Two cyclists set off simultaneously from points A and B towards each other at constant speeds.
Two cyclists set off simultaneously from points A and B towards each other at constant speeds. They met 1 hour later, and the first cyclist arrived at B 1.5 hours later than the second at A. Find how long each of them had been on the road.
The solution of the problem.
1. Let’s denote by x the speed of the first cyclist.
2. Let us denote by y the speed of the second cyclist.

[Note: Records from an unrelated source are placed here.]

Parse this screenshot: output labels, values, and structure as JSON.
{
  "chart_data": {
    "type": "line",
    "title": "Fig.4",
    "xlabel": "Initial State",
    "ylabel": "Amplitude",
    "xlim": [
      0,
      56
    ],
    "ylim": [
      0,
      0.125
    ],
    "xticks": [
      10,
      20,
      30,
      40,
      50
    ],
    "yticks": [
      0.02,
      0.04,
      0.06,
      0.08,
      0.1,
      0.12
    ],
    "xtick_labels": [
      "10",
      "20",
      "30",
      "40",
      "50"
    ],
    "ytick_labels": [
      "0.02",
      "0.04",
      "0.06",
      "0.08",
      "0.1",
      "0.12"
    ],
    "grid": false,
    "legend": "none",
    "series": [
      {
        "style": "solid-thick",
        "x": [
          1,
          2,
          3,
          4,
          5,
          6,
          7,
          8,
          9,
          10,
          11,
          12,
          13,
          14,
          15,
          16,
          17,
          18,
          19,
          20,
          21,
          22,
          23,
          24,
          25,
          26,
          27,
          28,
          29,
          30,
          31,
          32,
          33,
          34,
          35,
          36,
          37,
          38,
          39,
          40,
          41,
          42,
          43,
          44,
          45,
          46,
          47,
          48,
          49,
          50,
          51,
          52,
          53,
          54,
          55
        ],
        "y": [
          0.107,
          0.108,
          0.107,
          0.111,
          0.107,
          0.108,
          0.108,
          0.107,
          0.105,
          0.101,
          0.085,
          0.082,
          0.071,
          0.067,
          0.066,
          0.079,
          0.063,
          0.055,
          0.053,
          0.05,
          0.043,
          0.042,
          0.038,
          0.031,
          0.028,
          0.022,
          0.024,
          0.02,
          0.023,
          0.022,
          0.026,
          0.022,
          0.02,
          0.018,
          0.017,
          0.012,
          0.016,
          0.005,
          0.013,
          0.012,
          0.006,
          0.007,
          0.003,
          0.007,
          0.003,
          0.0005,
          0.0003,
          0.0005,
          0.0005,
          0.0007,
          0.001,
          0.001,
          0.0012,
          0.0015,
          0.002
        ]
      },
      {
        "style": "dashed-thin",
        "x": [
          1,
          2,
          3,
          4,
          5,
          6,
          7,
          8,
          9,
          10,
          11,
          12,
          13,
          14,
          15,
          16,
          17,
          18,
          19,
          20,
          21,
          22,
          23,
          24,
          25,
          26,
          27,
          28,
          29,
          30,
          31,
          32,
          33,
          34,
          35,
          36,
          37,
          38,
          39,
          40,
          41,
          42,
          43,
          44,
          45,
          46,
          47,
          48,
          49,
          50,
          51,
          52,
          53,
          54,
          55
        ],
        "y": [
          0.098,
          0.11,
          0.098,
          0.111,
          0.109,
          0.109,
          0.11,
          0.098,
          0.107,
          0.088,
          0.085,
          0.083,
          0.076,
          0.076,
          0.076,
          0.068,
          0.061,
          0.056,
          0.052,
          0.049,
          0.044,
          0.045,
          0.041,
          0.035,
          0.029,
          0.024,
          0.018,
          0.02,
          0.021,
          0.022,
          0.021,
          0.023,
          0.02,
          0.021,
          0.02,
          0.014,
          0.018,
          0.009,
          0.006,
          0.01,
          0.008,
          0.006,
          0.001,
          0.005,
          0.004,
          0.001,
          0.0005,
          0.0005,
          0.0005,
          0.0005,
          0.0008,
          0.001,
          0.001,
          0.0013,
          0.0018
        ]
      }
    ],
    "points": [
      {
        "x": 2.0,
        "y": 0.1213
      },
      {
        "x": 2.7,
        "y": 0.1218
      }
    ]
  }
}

3. How far has the first traveled from A to the meeting point?
x km / h * 1 h = x km.
4. What is the distance traveled by the second from B to the meeting point?
at km / h * 1 h = at km.
5. What is the distance from A to B?
x + y km.
6. How long did the first cyclist ride from A to B?
(x + y): x h.
7. How long did the second cyclist ride from B to A?
(x + y): y h.
8. Let’s compose and solve the equation.
(x + y): x – (x + y): y = 1.5;
y: x – x: y = 1.5;
x> 0; we introduce the variable z
z = y: x;
z ^ 2 – 1.5z – 1 = 0;
D = 6.25;
The equation has 2 roots z = -0.5 and z = 2.
Because x> 0 and y> 0, then 1 root z = 2 is suitable.
9. How long did the first cyclist ride from A to B?
(x + y): x = 1 + z = 3 hours.
10. How long did the second cyclist ride from B to A?
(x + y): y = 1 / z + 1 = 1.5 h.
Answer. The first cyclist traveled for 3 hours, the second traveled for 1.5 hours.